02-03-2013, 12:06 PM
Speaker Recognition
Introduction
Speaker, or voice, recognition is a biometric modality that uses an individual’s voice for recognition purposes. (It is a different technology than “speech recognition”, which recognizes words as they are articulated, which is not a biometric.) The speaker recognition process relies on features influenced by both the physical structure of an individual’s vocal tract and the behavioral characteristics of the individual. A popular choice for remote authentication due to the availability of devices for collecting speech samples (e.g., telephone network and computer microphones) and its ease of integration, speaker recognition is different from some other biometric methods in that speech samples are captured dynamically or over a period of time, such as a few seconds.

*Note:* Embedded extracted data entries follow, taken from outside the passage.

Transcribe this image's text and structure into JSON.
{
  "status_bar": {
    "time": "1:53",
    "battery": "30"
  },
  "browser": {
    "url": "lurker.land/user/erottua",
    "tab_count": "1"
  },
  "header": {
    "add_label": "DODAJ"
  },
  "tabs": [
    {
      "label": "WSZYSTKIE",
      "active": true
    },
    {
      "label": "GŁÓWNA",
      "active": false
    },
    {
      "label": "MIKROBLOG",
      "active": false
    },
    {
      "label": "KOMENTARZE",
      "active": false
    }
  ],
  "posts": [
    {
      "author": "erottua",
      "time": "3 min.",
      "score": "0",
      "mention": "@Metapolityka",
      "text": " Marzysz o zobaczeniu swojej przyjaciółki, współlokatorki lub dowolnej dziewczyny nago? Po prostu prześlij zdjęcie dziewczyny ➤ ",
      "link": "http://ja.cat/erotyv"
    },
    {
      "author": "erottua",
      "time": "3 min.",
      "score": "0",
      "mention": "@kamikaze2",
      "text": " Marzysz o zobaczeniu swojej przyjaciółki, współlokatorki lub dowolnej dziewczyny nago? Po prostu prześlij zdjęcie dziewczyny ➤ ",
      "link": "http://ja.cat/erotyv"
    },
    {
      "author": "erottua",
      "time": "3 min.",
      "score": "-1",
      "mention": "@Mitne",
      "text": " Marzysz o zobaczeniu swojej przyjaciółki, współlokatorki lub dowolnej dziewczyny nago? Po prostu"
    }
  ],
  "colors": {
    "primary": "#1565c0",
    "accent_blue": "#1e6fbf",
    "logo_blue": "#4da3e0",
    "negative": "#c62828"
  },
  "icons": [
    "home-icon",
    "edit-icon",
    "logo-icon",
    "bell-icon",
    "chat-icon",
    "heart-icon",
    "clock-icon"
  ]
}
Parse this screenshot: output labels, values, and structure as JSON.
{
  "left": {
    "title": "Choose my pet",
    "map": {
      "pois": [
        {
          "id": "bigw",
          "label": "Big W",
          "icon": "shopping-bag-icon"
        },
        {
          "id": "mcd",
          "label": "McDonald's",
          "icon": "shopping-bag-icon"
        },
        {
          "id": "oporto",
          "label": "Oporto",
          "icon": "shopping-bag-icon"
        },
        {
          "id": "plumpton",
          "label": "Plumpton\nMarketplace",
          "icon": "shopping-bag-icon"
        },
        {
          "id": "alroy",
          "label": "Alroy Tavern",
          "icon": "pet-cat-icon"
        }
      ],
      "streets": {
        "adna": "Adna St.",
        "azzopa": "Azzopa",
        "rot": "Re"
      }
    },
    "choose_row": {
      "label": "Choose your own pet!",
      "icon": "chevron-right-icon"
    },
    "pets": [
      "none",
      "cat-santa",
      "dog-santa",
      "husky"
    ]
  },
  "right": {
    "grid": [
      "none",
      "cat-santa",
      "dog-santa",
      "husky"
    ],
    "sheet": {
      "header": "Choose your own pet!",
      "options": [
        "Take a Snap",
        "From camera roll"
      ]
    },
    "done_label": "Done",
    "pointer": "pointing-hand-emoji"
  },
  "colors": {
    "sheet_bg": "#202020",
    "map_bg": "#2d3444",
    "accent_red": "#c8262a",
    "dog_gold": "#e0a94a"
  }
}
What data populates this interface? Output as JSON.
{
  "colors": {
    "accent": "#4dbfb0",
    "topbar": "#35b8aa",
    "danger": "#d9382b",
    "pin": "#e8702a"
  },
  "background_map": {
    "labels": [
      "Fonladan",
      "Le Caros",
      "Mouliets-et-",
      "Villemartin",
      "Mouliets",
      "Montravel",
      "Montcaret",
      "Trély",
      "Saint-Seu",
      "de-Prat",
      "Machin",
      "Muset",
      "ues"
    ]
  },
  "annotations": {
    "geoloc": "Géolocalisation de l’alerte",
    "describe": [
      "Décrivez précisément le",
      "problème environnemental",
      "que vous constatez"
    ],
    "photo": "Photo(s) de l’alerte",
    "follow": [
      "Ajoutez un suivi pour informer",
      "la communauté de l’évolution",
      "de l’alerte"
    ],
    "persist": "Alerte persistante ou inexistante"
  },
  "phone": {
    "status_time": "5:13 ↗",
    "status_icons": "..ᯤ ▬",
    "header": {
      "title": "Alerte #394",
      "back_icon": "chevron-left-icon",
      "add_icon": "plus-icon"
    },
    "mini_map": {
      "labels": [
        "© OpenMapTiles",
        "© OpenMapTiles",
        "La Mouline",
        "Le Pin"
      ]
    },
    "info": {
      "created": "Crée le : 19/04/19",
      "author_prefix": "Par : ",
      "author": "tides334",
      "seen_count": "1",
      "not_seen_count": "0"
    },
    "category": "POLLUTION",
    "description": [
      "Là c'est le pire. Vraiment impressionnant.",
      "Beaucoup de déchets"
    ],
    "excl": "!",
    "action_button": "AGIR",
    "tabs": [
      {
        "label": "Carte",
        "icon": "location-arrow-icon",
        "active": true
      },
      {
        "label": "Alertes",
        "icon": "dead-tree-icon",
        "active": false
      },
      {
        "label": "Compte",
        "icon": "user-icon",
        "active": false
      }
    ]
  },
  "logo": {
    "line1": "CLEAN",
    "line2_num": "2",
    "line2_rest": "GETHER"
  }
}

Analysis occurs on a model in which changes over time are monitored, which is similar to other behavioral biometrics such as dynamic signature, gait, and keystroke recognition.
History
Speaker verification has co-evolved with the technologies of speech recognition and speech synthesis because of the similar characteristics and challenges associated with each. In 1960, Gunnar Fant, a Swedish professor, published a model describing the physiological components of acoustic speech production, based on the analysis of x-rays of individuals making specified phonic sounds. 1 In 1970, Dr. Joseph Perkell used motion x-rays and included the tongue and jaw 1 to expand upon the Fant model. Original speaker recognition systems used the average output of several analog filters to perform matching, often with the aid of humans “in the loop”. 2,3,4,5,6 In 1976, Texas Instruments built a prototype system that was tested by the U.S. Air Force and The MITRE Corporation. 1,7 In the mid 1980s, the National Institute of Standards and Technology (NIST) developed the NIST Speech Group to study and promote the use of speech processing techniques. Since 1996, under funding from the National Security Agency, the NIST Speech Group has hosted yearly evaluations, the NIST Speaker Recognition Evaluation Workshop, to foster the continued advancement of the speaker recognition community
Approach
The physiological component of voice recognition is related to the physical shape of an individual’s vocal tract, which consists of an airway and the soft tissue cavities from which vocal sounds originate. 1 To produce speech, these components work in combination with the physical movement of the jaw, tongue, and larynx and resonances in the nasal passages. The acoustic patterns of speech come from the physical characteristics of the airways. Motion of the mouth and pronunciations are the behavioral components of this biometric. There are two forms of speaker recognition: text dependent (constrained mode) and text independent (unconstrained mode). In a system using “text dependent” speech, the individual presents either a fixed (password) or prompted (“Please say the numbers ‘33-54-63’”) phrase that is programmed into the system and can improve performance especially with cooperative users. A “text independent” system has no advance knowledge of the presenter's phrasing and is much more flexible in situations where the individual submitting the sample may be unaware of the collection or unwilling to cooperate, which presents a more difficult challenge. 9 Speech samples are waveforms with time on the horizontal axis and loudness on the vertical access. The speaker recognition system analyzes the frequency content of the speech and compares characteristics such as the quality, duration, intensity dynamics, and pitch of the signal.
CONCLUSION
Thanks to the commitment of researchers and the support of NSA and NIST, speaker recognition will continue to evolve as communication and computing technology advance. Their determination will help to further develop the technology .